Nach dem gestrigen Schock war die Verunsicherung in der Schar gross. Wir waren uns nicht sicher, ob wir auf dem Platz bleiben können oder fluchtartig verschwinden müssen, sobald die Heidenarmee anrückt. Zum Glück kam Primil gleich nach dem Morgenessen auf den Platz und erzählte uns von seiner letzten Hoffnung: Wir sollen uns auf den Weg der Götter begeben und den Geweihten der Dei Consentess finden. In einem nahegelegen Wald befinde sich ein Pfad, welchen nur fromme und reine Seelen beschreiten könnten.

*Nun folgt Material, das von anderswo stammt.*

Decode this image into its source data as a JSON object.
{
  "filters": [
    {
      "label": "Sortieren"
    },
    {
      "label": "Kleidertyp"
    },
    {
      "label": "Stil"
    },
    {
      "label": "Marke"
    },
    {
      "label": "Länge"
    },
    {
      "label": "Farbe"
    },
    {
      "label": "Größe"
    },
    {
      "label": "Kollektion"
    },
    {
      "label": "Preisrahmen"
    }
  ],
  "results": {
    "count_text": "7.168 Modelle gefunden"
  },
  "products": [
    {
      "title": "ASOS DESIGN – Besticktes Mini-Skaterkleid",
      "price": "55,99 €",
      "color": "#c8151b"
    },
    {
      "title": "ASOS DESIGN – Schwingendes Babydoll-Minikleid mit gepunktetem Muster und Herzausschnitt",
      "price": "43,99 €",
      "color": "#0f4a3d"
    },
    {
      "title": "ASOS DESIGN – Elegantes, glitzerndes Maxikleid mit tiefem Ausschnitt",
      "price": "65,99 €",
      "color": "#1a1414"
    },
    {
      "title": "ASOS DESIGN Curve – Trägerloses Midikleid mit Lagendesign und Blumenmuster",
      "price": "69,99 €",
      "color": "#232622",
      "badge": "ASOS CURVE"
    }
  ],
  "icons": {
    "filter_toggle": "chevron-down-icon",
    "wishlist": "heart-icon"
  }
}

Da wir uns ziemlich sicher waren fromm und rein zu sein, machten wir uns sofort auf den Weg. Am Pfad angekommen entdeckten wir eine Botschaft, die uns verbot die Leute im Wald anzusprechen oder auch nur anzusehen. Nach einem kurzen Marsch trafen wir an einer Weggabelung auf eine verhüllte Gestalt, die uns ein Rätsel aufgab und uns erst vorbei liess, nachdem wir richtig geantwortet hatten. Bevor wir endlich beim Geweihten ankamen, mussten wir noch zwei weitere Rätsel lösen, die wir wieder von kuriosen Gestalten gestellt bekamen. Der Geweihte schaute uns bis in die Seele und sah uns als würdig an. Darum erzählte er uns von einem magischen Schutzwall, den wir errichten können, um Borg Barheid und seine Schergen aus dem Römerreich auszusperren. Um diesen Wall zu errichten, müssen wir aber zuerst die Reliquien der Gottheiten Mars, Minerva und Merkur finden und richtig positionieren. Er erklärte auch, dass diese Artefakte sich in der Obhut des Priesterordens der Rex Scrorum befinden und überreichte uns eine Karte, auf der die alten Tempel eingezeichnet waren.

Zurück auf dem Lagerplatz erwartete uns aber bereits eine böse Überraschung: Borg Barheid kam höchstpersönlich vorbei, um uns einen Handel anzubieten: Die Reliquien im Tausch gegen unsere Sicherheit. Wir taten so als wüssten wir von Nichts und seien nur hier, um unser Lager in Frieden zu beenden. Nach einigem Hin und Her akzeptierte er unsere Antwort und zog wiederwillig davon. Trotzdem hatten wir das Gefühl beobachtet zu werden und beschlossen erst morgen auf die Suche nach den Rex Scrorum zu gehen und stattdessen heute den Geburtstag der Schweiz zu feiern.

Um uns einzustimmen, begannen wir den Abend mit einem superfeinen Raclette. Anschliessend bereiteten zwei Gruppen je ein Theater vor, in dem ein Teil Schweizer Geschichte neu erzählt wurde. Als es langsam eindunkelte, machten wir uns auf den Weg um bei der benachbaren Luftabwehreinheit ein Feuerwerk zu sehen. Nach einem kleinen Marsch zur Kaserne und einer kurzen Übung im richtigen Stehen und Gehen, konnten wir ein grossartiges Feuerwerk geniessen.